An overview shows the Swiss mountain resort of Davos in the early morning January 21, 2015. More than 1,500 business leaders and 40 heads of state or government will attend the Jan. 21-24 meeting of the World Economic Forum (WEF) to network and discuss big themes, from the price of oil to the future of the Internet. This year they are meeting in the midst of upheaval, with security forces on heightened alert after attacks in Paris, the European Central Bank considering a radical government bond-buying programme and the safe-haven Swiss franc rocketing. REUTERS/Ruben Sprich (SWITZERLAND - Tags: POLITICS BUSINESS)

Large technology companies will experience the same collapse in reputation as banks have endured in recent years unless they rapidly change their policy approach, business leaders have cautioned.

Their warning was directed at the influential heads of technology companies, such as the Silicon Valley giants, who were told they needed to recognise that self-regulation will not be sufficient to stave off mounting public alarm about issues such as privacy.

“Self-regulation, no matter what you do, is just not going to be good enough [for tech companies],” said Paul Achleitner, chairman of the supervisory board of Deutsche Bank. Addressing the Davos economic forum, he pointed out that a self-regulatory approach had been previously employed by banks — but notably failed to quell a political backlash against their over-reach.
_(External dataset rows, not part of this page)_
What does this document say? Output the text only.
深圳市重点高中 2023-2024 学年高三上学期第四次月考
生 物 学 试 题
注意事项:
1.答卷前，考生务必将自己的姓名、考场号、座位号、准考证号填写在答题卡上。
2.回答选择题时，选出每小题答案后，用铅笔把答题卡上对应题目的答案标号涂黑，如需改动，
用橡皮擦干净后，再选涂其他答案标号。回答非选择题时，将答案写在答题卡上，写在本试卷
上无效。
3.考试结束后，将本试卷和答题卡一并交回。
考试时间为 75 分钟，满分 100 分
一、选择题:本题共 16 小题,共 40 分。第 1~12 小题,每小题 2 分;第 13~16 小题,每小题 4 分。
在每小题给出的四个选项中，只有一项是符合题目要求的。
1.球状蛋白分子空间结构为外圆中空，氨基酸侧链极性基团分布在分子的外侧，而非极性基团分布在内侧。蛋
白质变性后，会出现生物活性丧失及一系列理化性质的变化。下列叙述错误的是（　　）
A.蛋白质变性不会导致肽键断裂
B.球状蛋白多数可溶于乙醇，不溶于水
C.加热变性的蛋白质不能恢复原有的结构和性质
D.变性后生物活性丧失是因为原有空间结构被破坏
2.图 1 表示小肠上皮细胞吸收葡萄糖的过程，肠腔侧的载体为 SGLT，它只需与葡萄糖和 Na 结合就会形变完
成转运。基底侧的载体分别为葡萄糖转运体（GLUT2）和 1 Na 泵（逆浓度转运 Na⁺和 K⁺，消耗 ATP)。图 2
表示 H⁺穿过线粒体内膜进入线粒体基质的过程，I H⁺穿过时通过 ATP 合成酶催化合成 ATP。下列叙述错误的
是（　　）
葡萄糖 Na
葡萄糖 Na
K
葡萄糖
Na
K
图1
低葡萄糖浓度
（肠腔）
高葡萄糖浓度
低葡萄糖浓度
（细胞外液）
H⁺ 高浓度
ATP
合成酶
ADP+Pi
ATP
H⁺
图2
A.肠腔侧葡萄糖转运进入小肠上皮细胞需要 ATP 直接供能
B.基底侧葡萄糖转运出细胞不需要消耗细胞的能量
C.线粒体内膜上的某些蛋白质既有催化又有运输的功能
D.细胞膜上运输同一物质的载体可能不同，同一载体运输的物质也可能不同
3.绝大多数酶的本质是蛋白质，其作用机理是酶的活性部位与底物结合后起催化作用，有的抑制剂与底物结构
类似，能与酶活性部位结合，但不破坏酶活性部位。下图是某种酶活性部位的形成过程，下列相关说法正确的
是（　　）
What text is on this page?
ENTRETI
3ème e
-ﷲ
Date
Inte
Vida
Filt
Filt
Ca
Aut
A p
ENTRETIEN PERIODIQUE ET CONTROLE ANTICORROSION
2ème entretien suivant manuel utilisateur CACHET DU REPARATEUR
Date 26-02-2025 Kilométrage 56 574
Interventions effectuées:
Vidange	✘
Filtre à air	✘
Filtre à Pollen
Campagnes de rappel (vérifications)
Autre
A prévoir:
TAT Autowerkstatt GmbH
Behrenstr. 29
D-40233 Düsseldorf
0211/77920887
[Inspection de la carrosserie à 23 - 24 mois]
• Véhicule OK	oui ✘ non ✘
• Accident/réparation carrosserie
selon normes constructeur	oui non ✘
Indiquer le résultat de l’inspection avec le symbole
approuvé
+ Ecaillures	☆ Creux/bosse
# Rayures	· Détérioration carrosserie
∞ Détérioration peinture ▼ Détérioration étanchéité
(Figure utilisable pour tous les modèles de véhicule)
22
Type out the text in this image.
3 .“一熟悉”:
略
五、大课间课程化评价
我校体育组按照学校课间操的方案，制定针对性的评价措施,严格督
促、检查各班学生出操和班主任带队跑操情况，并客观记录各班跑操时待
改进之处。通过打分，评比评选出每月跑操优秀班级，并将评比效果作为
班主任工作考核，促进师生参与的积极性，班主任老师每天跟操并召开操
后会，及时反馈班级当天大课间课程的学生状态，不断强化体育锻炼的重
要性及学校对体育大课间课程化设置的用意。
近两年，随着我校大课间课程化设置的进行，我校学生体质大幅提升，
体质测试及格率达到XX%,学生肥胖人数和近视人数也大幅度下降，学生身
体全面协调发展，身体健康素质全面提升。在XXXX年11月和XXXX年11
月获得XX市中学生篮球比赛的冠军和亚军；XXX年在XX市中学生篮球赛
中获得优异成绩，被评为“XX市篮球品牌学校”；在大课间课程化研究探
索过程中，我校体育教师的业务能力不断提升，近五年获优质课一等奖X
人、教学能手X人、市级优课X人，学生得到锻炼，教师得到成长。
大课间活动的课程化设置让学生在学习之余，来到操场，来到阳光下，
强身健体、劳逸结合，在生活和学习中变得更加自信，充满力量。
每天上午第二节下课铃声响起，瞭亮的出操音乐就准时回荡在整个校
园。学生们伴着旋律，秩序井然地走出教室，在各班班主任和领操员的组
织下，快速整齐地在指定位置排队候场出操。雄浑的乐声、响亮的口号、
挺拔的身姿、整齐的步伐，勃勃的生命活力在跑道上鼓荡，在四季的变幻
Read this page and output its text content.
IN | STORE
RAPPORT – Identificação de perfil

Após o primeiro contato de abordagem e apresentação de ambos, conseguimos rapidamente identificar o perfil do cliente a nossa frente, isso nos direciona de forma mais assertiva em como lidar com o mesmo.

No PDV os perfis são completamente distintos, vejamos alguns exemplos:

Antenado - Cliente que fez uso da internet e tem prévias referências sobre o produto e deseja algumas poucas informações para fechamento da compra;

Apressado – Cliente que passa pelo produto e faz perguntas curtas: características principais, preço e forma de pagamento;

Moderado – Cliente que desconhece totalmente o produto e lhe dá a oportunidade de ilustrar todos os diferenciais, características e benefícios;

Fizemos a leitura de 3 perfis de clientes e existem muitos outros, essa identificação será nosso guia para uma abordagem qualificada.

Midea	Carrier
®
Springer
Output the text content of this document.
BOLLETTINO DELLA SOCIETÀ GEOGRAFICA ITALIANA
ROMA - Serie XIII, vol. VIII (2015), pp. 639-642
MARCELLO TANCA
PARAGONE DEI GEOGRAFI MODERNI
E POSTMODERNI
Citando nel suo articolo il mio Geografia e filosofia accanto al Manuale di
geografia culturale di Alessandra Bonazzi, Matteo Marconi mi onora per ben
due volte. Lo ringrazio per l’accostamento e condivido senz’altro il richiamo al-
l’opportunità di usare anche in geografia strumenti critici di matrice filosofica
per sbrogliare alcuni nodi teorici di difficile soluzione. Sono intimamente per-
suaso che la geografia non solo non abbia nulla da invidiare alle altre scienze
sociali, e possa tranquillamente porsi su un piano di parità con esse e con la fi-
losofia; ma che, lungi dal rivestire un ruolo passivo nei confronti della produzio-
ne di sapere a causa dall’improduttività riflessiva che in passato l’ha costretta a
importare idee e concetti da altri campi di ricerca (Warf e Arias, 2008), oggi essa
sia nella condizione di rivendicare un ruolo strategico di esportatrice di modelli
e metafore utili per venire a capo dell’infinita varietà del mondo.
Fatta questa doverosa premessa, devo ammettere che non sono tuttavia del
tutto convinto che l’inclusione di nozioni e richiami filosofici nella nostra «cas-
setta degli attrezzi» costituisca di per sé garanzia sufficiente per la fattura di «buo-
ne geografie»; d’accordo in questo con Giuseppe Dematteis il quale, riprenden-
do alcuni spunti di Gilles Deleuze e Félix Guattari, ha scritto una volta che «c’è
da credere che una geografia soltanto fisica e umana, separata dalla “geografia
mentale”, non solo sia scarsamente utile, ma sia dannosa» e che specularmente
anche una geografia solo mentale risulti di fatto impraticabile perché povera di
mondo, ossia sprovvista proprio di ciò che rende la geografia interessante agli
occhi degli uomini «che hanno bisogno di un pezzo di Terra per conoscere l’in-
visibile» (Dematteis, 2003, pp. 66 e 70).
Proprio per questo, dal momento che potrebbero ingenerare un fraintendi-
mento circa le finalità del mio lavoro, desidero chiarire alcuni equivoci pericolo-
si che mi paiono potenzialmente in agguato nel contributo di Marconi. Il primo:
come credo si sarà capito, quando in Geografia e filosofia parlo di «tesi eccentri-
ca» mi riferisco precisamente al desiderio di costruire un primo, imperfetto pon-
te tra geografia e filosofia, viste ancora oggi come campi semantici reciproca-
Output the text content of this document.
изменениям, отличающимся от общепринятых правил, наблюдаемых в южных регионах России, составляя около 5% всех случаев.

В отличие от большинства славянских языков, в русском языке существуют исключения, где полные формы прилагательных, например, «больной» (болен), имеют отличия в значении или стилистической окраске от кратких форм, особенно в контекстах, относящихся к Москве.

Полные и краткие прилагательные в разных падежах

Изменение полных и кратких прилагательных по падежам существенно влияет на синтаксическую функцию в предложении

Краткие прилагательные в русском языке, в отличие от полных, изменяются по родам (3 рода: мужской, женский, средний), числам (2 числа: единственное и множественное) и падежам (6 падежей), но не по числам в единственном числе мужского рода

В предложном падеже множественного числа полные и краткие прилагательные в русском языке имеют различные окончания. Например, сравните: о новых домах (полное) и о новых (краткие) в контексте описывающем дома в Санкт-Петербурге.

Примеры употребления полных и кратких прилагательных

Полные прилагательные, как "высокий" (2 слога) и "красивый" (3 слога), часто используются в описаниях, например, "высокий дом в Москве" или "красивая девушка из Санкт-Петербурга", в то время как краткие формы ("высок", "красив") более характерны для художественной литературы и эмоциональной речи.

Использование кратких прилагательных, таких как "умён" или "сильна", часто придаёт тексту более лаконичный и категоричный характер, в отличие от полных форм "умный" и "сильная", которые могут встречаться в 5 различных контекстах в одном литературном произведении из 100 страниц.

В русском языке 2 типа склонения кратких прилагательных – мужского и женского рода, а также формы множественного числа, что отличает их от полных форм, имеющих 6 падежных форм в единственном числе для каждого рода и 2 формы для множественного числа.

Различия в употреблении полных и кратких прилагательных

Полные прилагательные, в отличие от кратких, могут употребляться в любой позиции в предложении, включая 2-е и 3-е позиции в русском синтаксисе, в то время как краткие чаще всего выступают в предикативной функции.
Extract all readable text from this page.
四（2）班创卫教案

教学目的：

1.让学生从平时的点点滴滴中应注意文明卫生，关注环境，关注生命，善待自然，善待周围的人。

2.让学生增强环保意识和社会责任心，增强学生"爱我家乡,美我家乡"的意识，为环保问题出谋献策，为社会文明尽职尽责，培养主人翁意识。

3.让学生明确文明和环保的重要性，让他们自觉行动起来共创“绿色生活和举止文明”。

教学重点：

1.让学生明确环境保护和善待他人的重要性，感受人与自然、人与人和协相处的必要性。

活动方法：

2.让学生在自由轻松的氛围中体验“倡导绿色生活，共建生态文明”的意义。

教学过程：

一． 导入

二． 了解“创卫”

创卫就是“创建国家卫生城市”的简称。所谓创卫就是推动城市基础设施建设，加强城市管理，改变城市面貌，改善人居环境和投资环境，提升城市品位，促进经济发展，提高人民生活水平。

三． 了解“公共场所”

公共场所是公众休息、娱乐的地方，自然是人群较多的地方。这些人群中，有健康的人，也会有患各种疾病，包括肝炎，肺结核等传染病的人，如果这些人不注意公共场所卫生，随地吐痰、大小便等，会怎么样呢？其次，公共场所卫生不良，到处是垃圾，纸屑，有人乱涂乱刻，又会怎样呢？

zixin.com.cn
His comments come amid growing opposition, particularly in Europe, to the cultural dominance of US tech giants such as Google and Facebook, fueled by concerns about widespread US internet surveillance and corporate tax avoidance.

Google has in particular found itself in the firing line with the European Parliament last month backing a motion calling on regulators to consider breaking up the company. The European Commission has also reopened an antitrust probe into the search giant. Uber, the taxi app company, has also faced fierce opposition from incumbent groups across Europe.

“Never assume that because something has been common practice [in the past] it will not be judged harshly in the future,” Mr Achleitner said. He argued that just as bankers had been surprised by the speed at which political attitudes towards them had changed during the 20th century financial revolution, tech leaders could be shocked by a similar shift in the “technology revolution” of the 21st century.

Fadi Chehade, president of the Internet Corporation for Assigned Names and Numbers, the main entity that organises web domains, said that the collapse of trust in technology companies could be “just as big” as it had been for banks.

“It’s real [as a threat],” he observed, adding that most tech leaders had been far too complacent about the reputational risks.

The comments are striking because in recent years the level of trust in technology companies has been extraordinarily high, relative to banks. Indeed, according to Edelman public relations group, confidence in tech has actually risen in most of the years since the financial crisis — while the reputation of banks has collapsed.

But this year, for the first time, there are signs that this trust in technology is slipping.

Whereas the state of finance — and financial regulation — has dominated debate in Davos in recent years, this year there is far greater focus on the implications of digital change, not simply in terms of its positive benefits but also the dangers this poses.